Other LFN functions you may want to intercept include:

ax=716ch LFN open/create I'm pretty sure it doesn't use SFTs, might want to just do a complete disinfection.
ax=71a6h Get file info by handle Mask size and date/time fields
ax=71a9h Server Create/Open file Probably just disinfect file totally.

System File Tables

Although system file tables have the same format under DOS 7, apparently not all entries work the same while in a dos box. Only the entries relevant to the average full stealth virus will be discussed here.

Modification of offset 2 (open mode) within the SFT has no effect! This shouldn't be a problem for read stealth, but if a file being written to is opened write-only, you're basically screwed if you need to read from the file. The best solution I can think of is to check for files being opened write-only and changing them to read/write. This shouldn't cause too many problems. Other entries that have no effect when modified include 0dh (file time), and 0fh (file date).

Modification of some other entries has no effect unless you have hooked int 21h using function ah=25h. This includes offset 11h (file size), and offset 15h (offset within file).


Because of the large amount of time required to make the v86 -> pmode -> v86 switch, interrupts are significantly slower. Interrupts in the main loop of a poly engine can cause a delay of several seconds while the virus decrypts. If speed is a major concern to you, either don't use interrupts in your poly engine or don't put them in the main decryptor loop.

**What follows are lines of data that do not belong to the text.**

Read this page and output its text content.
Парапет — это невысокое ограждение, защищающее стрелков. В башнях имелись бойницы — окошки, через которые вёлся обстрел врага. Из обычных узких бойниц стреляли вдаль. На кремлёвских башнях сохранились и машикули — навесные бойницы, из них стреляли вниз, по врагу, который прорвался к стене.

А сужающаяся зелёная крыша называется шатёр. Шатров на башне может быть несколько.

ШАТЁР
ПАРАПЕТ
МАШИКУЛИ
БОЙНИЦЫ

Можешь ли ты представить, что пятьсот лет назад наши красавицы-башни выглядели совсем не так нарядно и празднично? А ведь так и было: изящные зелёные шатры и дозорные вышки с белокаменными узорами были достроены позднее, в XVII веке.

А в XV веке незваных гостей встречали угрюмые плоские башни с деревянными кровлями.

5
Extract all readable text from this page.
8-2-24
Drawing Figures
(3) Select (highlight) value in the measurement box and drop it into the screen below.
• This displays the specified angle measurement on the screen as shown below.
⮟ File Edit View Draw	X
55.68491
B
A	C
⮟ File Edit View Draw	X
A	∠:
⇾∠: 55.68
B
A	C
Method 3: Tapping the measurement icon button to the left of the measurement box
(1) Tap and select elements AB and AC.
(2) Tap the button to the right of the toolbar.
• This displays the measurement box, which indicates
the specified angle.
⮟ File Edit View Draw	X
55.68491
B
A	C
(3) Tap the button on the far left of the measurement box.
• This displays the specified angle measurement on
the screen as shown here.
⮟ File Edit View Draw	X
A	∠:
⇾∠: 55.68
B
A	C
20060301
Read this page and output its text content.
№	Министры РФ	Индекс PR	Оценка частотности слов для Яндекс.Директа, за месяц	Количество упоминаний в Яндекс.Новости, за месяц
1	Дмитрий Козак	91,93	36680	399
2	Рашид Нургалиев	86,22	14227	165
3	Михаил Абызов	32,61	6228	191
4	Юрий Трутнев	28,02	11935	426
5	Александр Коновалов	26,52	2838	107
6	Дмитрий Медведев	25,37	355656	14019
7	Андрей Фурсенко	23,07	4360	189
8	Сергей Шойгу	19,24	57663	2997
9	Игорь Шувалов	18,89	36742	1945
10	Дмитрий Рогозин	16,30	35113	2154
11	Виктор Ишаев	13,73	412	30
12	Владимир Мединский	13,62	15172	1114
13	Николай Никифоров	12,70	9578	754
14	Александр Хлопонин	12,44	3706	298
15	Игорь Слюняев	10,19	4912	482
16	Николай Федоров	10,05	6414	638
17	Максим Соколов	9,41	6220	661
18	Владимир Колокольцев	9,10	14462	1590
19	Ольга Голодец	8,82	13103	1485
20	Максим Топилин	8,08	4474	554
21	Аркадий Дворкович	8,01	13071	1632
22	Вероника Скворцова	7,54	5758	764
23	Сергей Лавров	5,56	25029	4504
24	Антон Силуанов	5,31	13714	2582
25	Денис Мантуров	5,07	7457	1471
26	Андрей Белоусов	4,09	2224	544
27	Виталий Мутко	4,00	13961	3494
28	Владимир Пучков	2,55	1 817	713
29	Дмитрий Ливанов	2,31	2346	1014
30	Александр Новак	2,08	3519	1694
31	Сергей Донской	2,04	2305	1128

In Dos 7, many of the COM files that come with win95 will not run properly when their size is modified. Merely copying the last 7 bytes to the end of the virus and adding the virus' size to the last 2 bytes will allow them to work. For more info, see the article on DOS 7 COM files in Turmoil #1.

Boot Viruses/Multipartites

Windows warns users if the MBR has been modified. Int 13h stealth won't help you here, sorry. If this message bothers you, you can detect windows' execution and disinfect the MBR like gold-bug.

Windows will not use its 32 bit disk drivers if Int 13h has been hooked. This slows the shit out of windows.

Int 13h write access is prohibited. However, there is an easy workaround. Instead of calling Int 13h via an INT instruction, use pushf and call far. Thanks to Phoenix/CG for pointing out this rather obvious workaround.

HD port reads/writes won't work under windows. Not much you can do about it, except detect it and use int 13h instead.

Multipartite viruses that wait for an int 13h read of a sector with MZ at the start (ie an EXE header) before hooking int 21h will fail, because IO.SYS itself is an EXE under MS-DOS 7.

These are the main incompatibility problems I have come across, but they are not by any means all of them. Careful testing under multiple platforms will enable you to create a more dependable, problem-free virus.